Dans le document de 2015, « Information des consommateurs en matière de prévention des risques biologiques liés aux aliments. Tome 2 – Évaluation de l’efficacité des stratégies de communication. Avis de l’Anses. Rapport d’expertise collective. », on se référera aussi au paragraphe « Risque lié aux Escherichia coli producteurs de shigatoxines (STEC) dans la viande hachée de bœuf ». L’on nous dit :
Une modification des modes de cuisson de steaks hachés (« Cuits à cœur ») chez les jeunes enfants se traduit par une diminution équivalente du niveau de risque. Ainsi, une campagne de communication conduisant à une modification des modes de cuisson pour 5% des jeunes enfants, diminuerait le risque de SHU de 5% dans cette population.
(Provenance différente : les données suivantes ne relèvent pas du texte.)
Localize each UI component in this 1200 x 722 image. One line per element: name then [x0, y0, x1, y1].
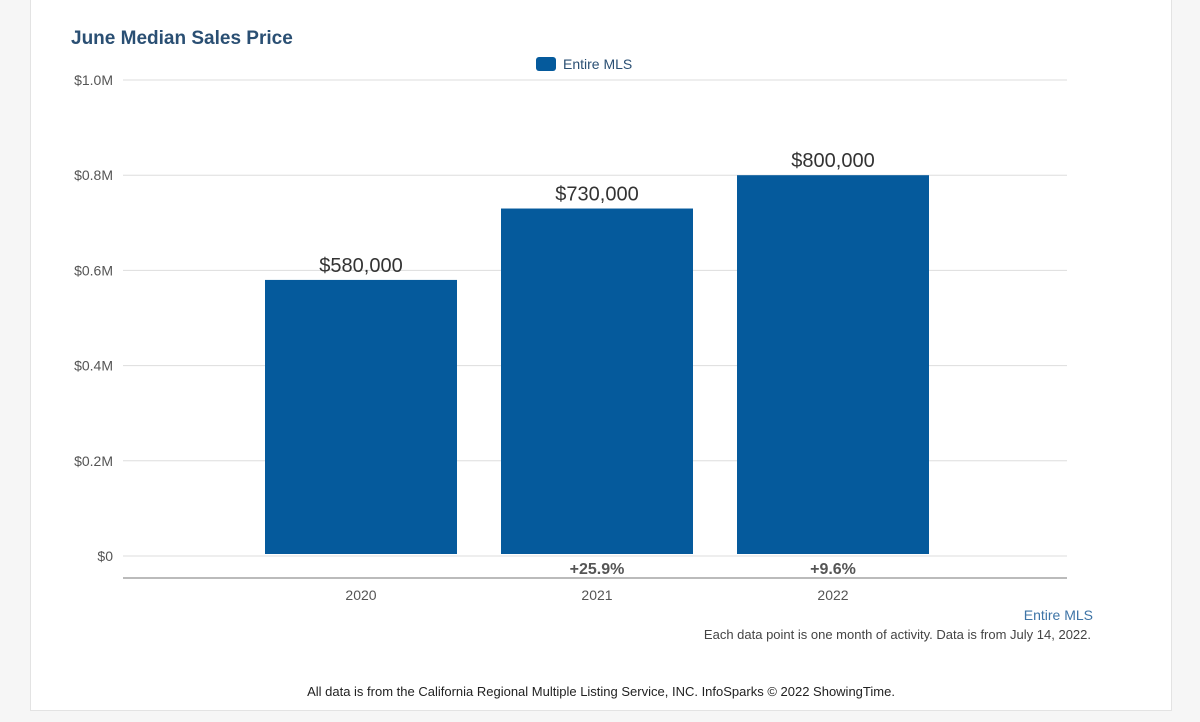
value-labels: $580,000 $730,000 +25.9% $800,000 +9.6%: [319, 150, 874, 578]
chart-card: June Median Sales Price Entire MLS $0 $0.…: [30, 0, 1172, 711]
y-axis: $0 $0.2M $0.4M $0.6M $0.8M $1.0M: [74, 72, 113, 564]
bar-chart: $0 $0.2M $0.4M $0.6M $0.8M $1.0M $580,000 $730…: [74, 72, 1067, 603]
bar-2020[interactable]: [265, 279, 457, 554]
legend-swatch: [536, 57, 556, 71]
bar-2021[interactable]: [501, 208, 693, 554]
chart-title: June Median Sales Price: [71, 28, 293, 49]
y-tick-label: $1.0M: [74, 72, 113, 88]
data-footnote: Each data point is one month of activity…: [703, 627, 1091, 642]
x-axis: 2020 2021 2022: [123, 577, 1067, 603]
x-tick-label-2020: 2020: [345, 587, 376, 603]
x-tick-label-2021: 2021: [581, 587, 612, 603]
value-label-2021: $730,000: [555, 184, 638, 206]
bars: [265, 175, 929, 554]
bar-2022[interactable]: [737, 175, 929, 554]
change-label-2022: +9.6%: [810, 561, 856, 578]
y-tick-label: $0.8M: [74, 167, 113, 183]
y-tick-label: $0.4M: [74, 358, 113, 374]
legend-label: Entire MLS: [563, 56, 633, 72]
value-label-2022: $800,000: [791, 150, 874, 172]
value-label-2020: $580,000: [319, 255, 402, 277]
y-tick-label: $0.6M: [74, 262, 113, 278]
x-tick-label-2022: 2022: [817, 587, 848, 603]
source-credit: All data is from the California Regional…: [307, 684, 895, 699]
y-tick-label: $0: [97, 548, 113, 564]
legend-item-entire-mls[interactable]: Entire MLS: [536, 56, 632, 72]
series-note-link[interactable]: Entire MLS: [1023, 607, 1093, 623]
y-tick-label: $0.2M: [74, 453, 113, 469]
change-label-2021: +25.9%: [570, 561, 625, 578]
La cuisson à cœur des steaks hachés destinés aux jeunes enfants est la mesure préventive applicable par les consommateurs pour diminuer le risque de SHU lié à ces produits.
Notons que les « Données de surveillance du syndrome hémolytique et urémique en 2017 » indiquent qu’en 2017, « Une augmentation nette de l’incidence a été observée » et qu’elle présente un taux de 1,40/100 000 enfants de moins de 15 ans.
L’auteur de ces quelques lignes ne doute pas un instant des efforts constants et réguliers de l’entreprise Bigard pour maîtriser le danger EHEC dans la viande hachée. Mais une publicité attire l'attention et, hélas, le marketing de la sécurité des aliments n’y est pas pour le consommateur lambda auquel elle s’adresse. La maîtrise de la sécurité des aliments en est absente ; c’est dommage… même si le plan de surveillance 2017 de la contamination des viandes hachées de bœuf par Escherichia coli producteurs de shigatoxines (STEC) indique que « Le taux de contamination des viandes hachées de bœuf par STEC apparaît relativement stable depuis 2009 et faible (inférieur à 1%) et que « …le taux de contamination des viandes hachées réfrigérées sur le cumul des 8 dernières années est estimé à 0,2 % (IC95-[0,1-0,4 %]). »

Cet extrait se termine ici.